Another strong opponent is Rep. Christopher Smith of New Jersey, chairman of the House Subcommittee on Human Rights. He spoke of “the thousands of women and children trafficked and exploited in Germany’s legal sex industry to accommodate the huge influx of…male fans.” Not just women, but children as well. The thought is unthinkable to us and doubly unthinkable when we read that UNICEF (the United Nations Children’s Fund) and SOS Children’s Village are listed as official sponsors of the games. SOS Children’s Village is the “official charity campaign of the FIFA World Cup 2006” and calls itself an international child welfare organization.
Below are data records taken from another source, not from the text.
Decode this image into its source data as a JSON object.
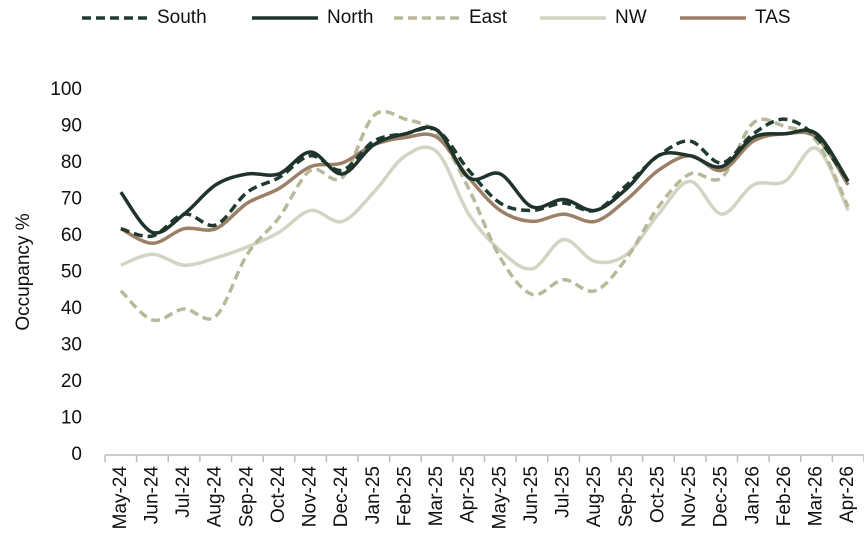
{
  "chart_data": {
    "type": "line",
    "y_label": "Occupancy %",
    "categories": [
      "May-24",
      "Jun-24",
      "Jul-24",
      "Aug-24",
      "Sep-24",
      "Oct-24",
      "Nov-24",
      "Dec-24",
      "Jan-25",
      "Feb-25",
      "Mar-25",
      "Apr-25",
      "May-25",
      "Jun-25",
      "Jul-25",
      "Aug-25",
      "Sep-25",
      "Oct-25",
      "Nov-25",
      "Dec-25",
      "Jan-26",
      "Feb-26",
      "Mar-26",
      "Apr-26"
    ],
    "series": [
      {
        "name": "South",
        "color": "#1f3a2e",
        "dashed": true,
        "values": [
          62,
          60,
          66,
          63,
          72,
          76,
          82,
          78,
          86,
          88,
          89,
          78,
          69,
          67,
          69,
          67,
          74,
          82,
          86,
          80,
          88,
          92,
          87,
          75
        ]
      },
      {
        "name": "North",
        "color": "#1e3329",
        "dashed": false,
        "values": [
          72,
          61,
          66,
          74,
          77,
          77,
          83,
          77,
          85,
          88,
          89,
          76,
          77,
          68,
          70,
          67,
          73,
          82,
          82,
          79,
          87,
          88,
          88,
          75
        ]
      },
      {
        "name": "East",
        "color": "#b9b89a",
        "dashed": true,
        "values": [
          45,
          37,
          40,
          38,
          55,
          65,
          78,
          76,
          93,
          92,
          88,
          73,
          54,
          44,
          48,
          45,
          54,
          68,
          77,
          76,
          91,
          90,
          86,
          68
        ]
      },
      {
        "name": "NW",
        "color": "#d4d4c4",
        "dashed": false,
        "values": [
          52,
          55,
          52,
          54,
          57,
          61,
          67,
          64,
          72,
          82,
          83,
          66,
          56,
          51,
          59,
          53,
          55,
          66,
          75,
          66,
          74,
          75,
          84,
          67
        ]
      },
      {
        "name": "TAS",
        "color": "#9b7f66",
        "dashed": false,
        "values": [
          62,
          58,
          62,
          62,
          69,
          73,
          79,
          80,
          85,
          87,
          87,
          76,
          67,
          64,
          66,
          64,
          70,
          78,
          82,
          78,
          86,
          88,
          87,
          74
        ]
      }
    ],
    "ylim": [
      0,
      100
    ],
    "yticks": [
      0,
      10,
      20,
      30,
      40,
      50,
      60,
      70,
      80,
      90,
      100
    ],
    "grid": false,
    "legend": "top"
  }
}
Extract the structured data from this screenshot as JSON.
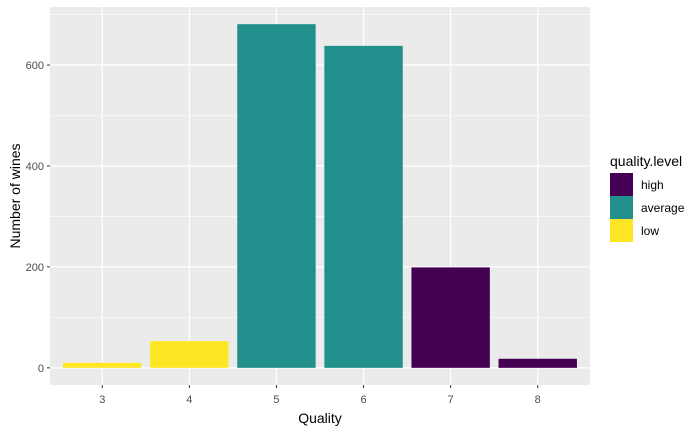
{
  "chart_data": {
    "type": "bar",
    "categories": [
      "3",
      "4",
      "5",
      "6",
      "7",
      "8"
    ],
    "values": [
      10,
      53,
      681,
      638,
      199,
      18
    ],
    "bar_groups": [
      "low",
      "low",
      "average",
      "average",
      "high",
      "high"
    ],
    "xlabel": "Quality",
    "ylabel": "Number of wines",
    "ylim": [
      -34,
      715
    ],
    "yticks": [
      0,
      200,
      400,
      600
    ],
    "ytick_labels": [
      "0",
      "200",
      "400",
      "600"
    ],
    "grid": true,
    "legend": {
      "title": "quality.level",
      "placement": "right",
      "entries": [
        {
          "key": "high",
          "label": "high",
          "color": "#440154"
        },
        {
          "key": "average",
          "label": "average",
          "color": "#21908C"
        },
        {
          "key": "low",
          "label": "low",
          "color": "#FDE725"
        }
      ]
    },
    "panel_background": "#EBEBEB",
    "grid_color": "#FFFFFF",
    "text_color": "#4D4D4D"
  }
}
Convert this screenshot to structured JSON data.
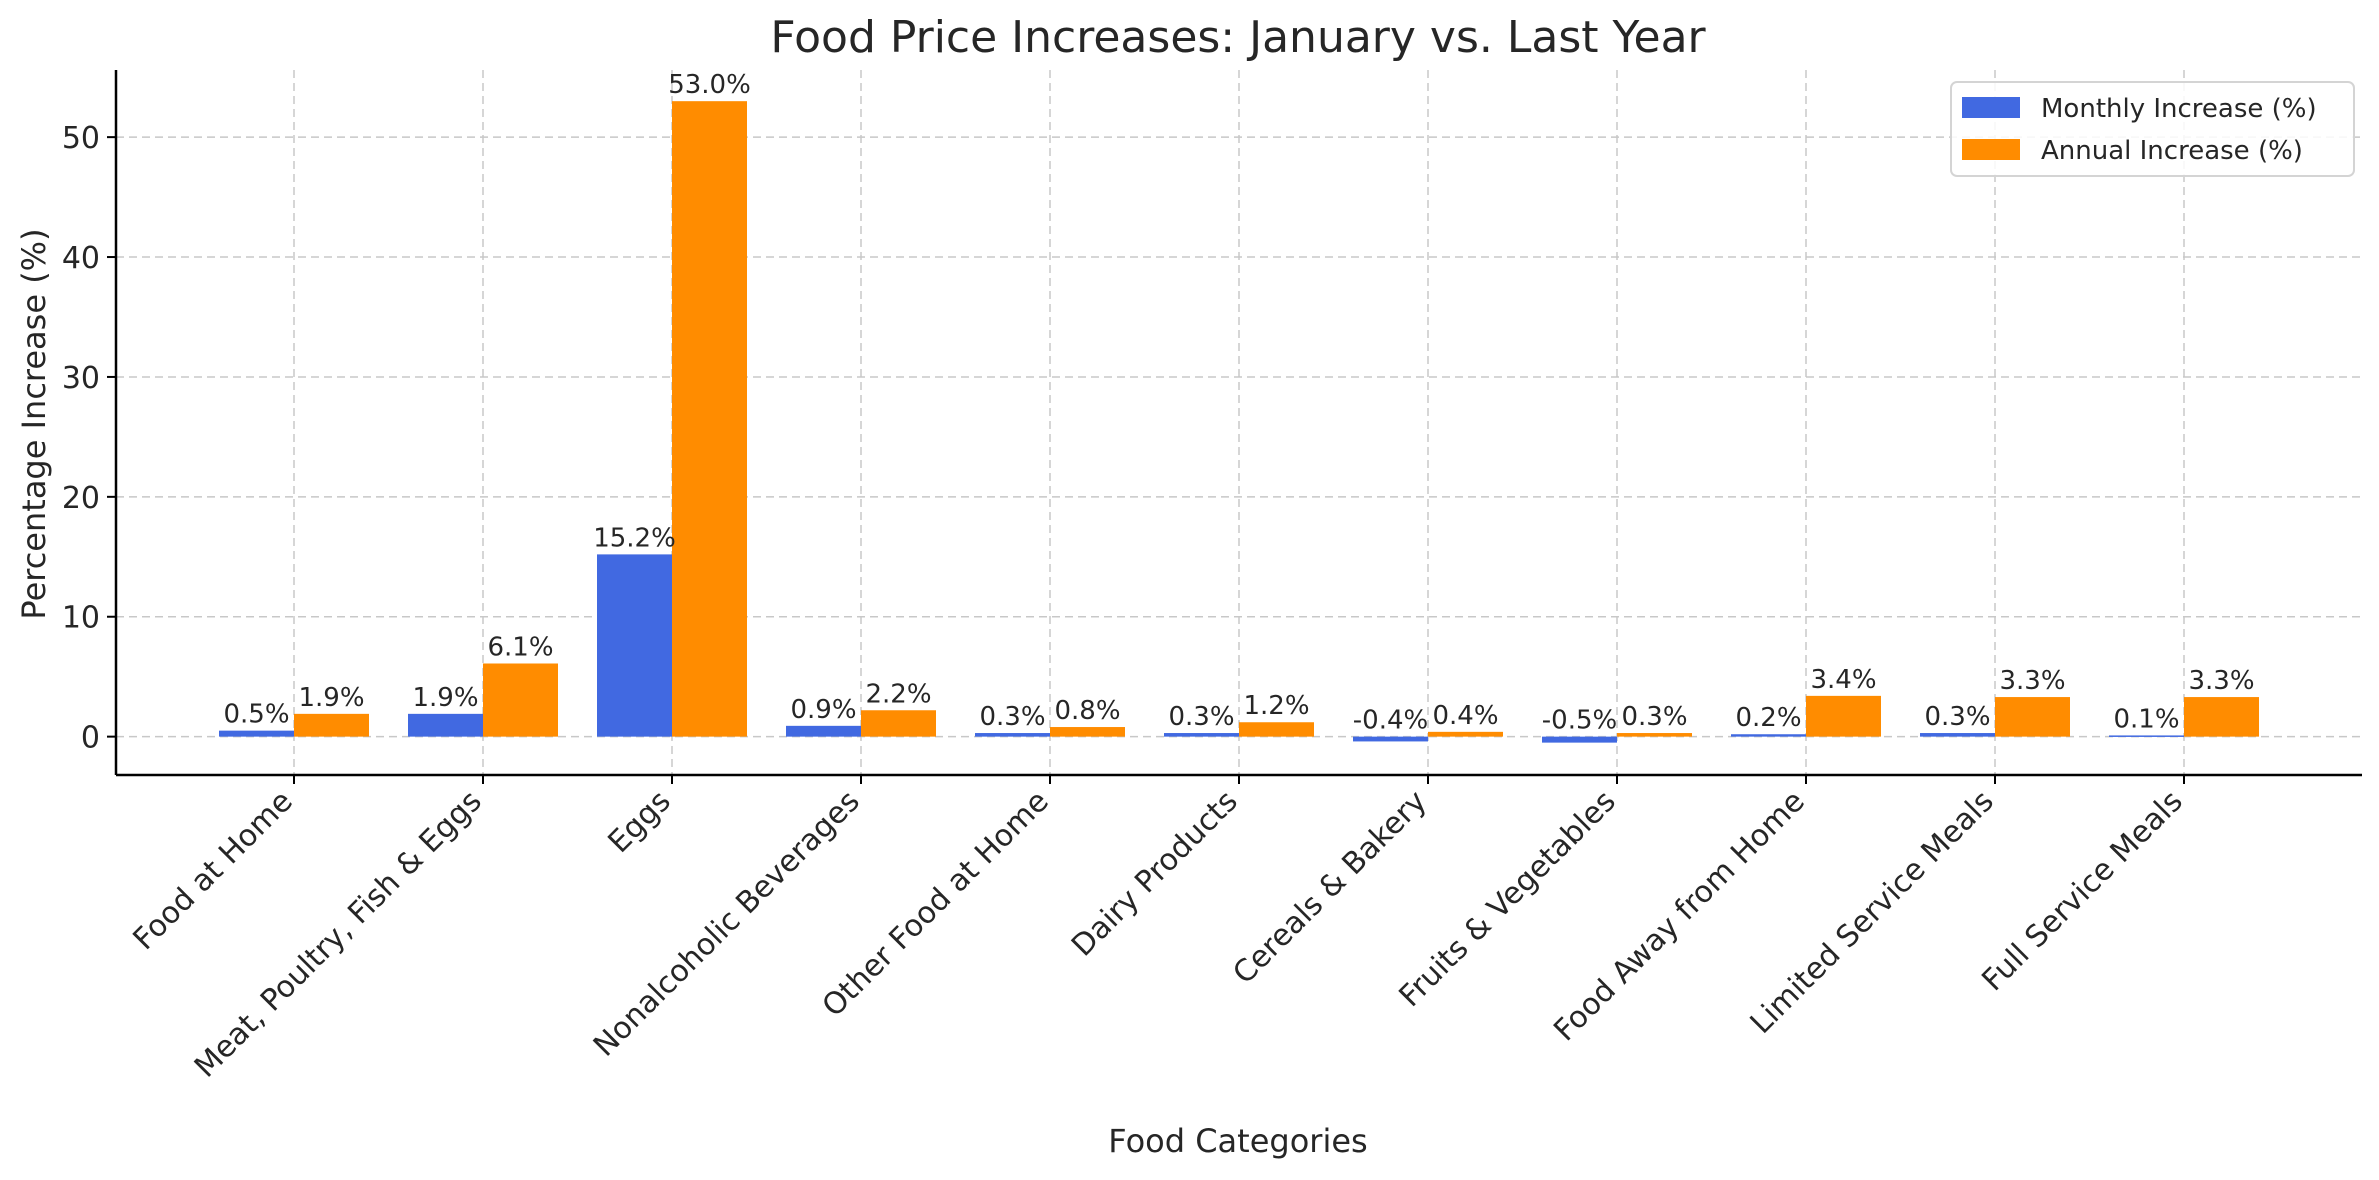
{
  "chart_data": {
    "type": "bar",
    "title": "Food Price Increases: January vs. Last Year",
    "xlabel": "Food Categories",
    "ylabel": "Percentage Increase (%)",
    "categories": [
      "Food at Home",
      "Meat, Poultry, Fish & Eggs",
      "Eggs",
      "Nonalcoholic Beverages",
      "Other Food at Home",
      "Dairy Products",
      "Cereals & Bakery",
      "Fruits & Vegetables",
      "Food Away from Home",
      "Limited Service Meals",
      "Full Service Meals"
    ],
    "series": [
      {
        "name": "Monthly Increase (%)",
        "color": "#4169e1",
        "values": [
          0.5,
          1.9,
          15.2,
          0.9,
          0.3,
          0.3,
          -0.4,
          -0.5,
          0.2,
          0.3,
          0.1
        ],
        "labels": [
          "0.5%",
          "1.9%",
          "15.2%",
          "0.9%",
          "0.3%",
          "0.3%",
          "-0.4%",
          "-0.5%",
          "0.2%",
          "0.3%",
          "0.1%"
        ]
      },
      {
        "name": "Annual Increase (%)",
        "color": "#ff8c00",
        "values": [
          1.9,
          6.1,
          53.0,
          2.2,
          0.8,
          1.2,
          0.4,
          0.3,
          3.4,
          3.3,
          3.3
        ],
        "labels": [
          "1.9%",
          "6.1%",
          "53.0%",
          "2.2%",
          "0.8%",
          "1.2%",
          "0.4%",
          "0.3%",
          "3.4%",
          "3.3%",
          "3.3%"
        ]
      }
    ],
    "yticks": [
      0,
      10,
      20,
      30,
      40,
      50
    ],
    "ylim": [
      -3.2,
      55.6
    ],
    "grid": true,
    "legend_position": "top-right"
  }
}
Under Germany’s “pragmatic approach,” it appears that the charity will be benefiting from events surrounded by the exploitation of children. Go figure.
On the eve of the games, others are speaking out as well. The European Parliament has warned of the dangers of trafficking and stressed the need for an integrated Europe-wide campaign to combat the scourge. The National Women’s Council of Ireland (NWCI) has launched a nationwide public awareness campaign with the slogan “Buying Sex is not a Sport.” Other women’s groups across Europe joined in and there were protests at Nordic Council meetings in Stockholm.
Will all of this have done any good by the time the games are over? Or have the follies of our times — moral relativism, sex revolutions, nonjudgmentalism, and all the others — simply come home to roost?